Maymead Farm, also known as Maymead Stock Farm, is a historic farm in Johnson County, Tennessee, located two miles west of Mountain City.

Maymead Farm is one of Johnson County's oldest farms. The land was settled in the 18th century by the Wagner family, who received a land grant from King George II in 1747. Its name is derived from "May's Meadow", and was the name of a rail stop established on the farm when Norfolk and Western laid a railroad line through the area c. 1900.

At one time, livestock production was the main agricultural activity on the farm, but farming activity was later diversified to include crops such as corn and hay. As of 1989, Maymead produced corn, tobacco, and beef, and was one of the largest working farms in Tennessee.

During the Great Depression the farm diversified into quarrying, initially because of a contract from the Agricultural Stabilization and Conservation Service to supply crushed lime for use on farms in southwestern Virginia, upper East Tennessee, and northwestern North Carolina. The owners continued quarrying limestone after the government contract ended, and later expanded from the production of agricultural lime to add production of rock aggregates for used on building roads and highways. The Maymead corporation now operates several quarries in Tennessee and North Carolina and includes asphalt production operations.

As of 2012, descendants of the original owners were still the primary owners of the farm. Maymead is recognized as a bicentennial farm and is said to be one of only a few U.S. farms that have been owned by the same family since colonial times.

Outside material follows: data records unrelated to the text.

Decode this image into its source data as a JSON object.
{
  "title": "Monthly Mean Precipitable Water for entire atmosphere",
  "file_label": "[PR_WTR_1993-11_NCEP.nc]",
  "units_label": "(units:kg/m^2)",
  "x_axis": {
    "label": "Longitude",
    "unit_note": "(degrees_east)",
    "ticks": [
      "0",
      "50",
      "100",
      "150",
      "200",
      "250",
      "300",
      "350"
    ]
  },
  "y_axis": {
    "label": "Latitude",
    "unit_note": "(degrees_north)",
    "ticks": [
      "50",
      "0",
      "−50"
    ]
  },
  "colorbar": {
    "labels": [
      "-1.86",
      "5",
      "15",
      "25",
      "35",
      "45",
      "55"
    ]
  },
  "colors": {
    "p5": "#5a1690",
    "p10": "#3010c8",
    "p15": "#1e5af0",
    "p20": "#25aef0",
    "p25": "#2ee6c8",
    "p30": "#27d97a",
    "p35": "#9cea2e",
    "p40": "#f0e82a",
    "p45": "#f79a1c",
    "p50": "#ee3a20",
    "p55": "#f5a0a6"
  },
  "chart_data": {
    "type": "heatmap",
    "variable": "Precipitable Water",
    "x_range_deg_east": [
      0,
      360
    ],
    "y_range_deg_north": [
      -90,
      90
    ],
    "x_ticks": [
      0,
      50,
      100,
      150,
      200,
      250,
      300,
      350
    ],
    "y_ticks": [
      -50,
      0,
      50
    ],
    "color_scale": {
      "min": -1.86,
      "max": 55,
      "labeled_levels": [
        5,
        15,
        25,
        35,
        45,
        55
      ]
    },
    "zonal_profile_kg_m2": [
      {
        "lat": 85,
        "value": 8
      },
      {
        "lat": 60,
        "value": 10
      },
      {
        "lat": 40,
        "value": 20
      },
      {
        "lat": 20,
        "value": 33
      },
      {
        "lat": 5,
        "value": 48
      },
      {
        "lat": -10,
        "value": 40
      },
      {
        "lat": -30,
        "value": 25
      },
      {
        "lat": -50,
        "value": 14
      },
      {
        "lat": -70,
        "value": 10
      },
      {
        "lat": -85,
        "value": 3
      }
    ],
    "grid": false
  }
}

The farm was listed on the National Register of Historic Places in 2012 as "an important example of the agricultural history of the region". The National Register listing includes about 1000 acre of land, 26 buildings, and a family cemetery that was established c. 1820. The two houses on the property (the Barton Roby Brown House, built in 1905, and Maywood, built in 1930) are examples of Colonial Revival architecture.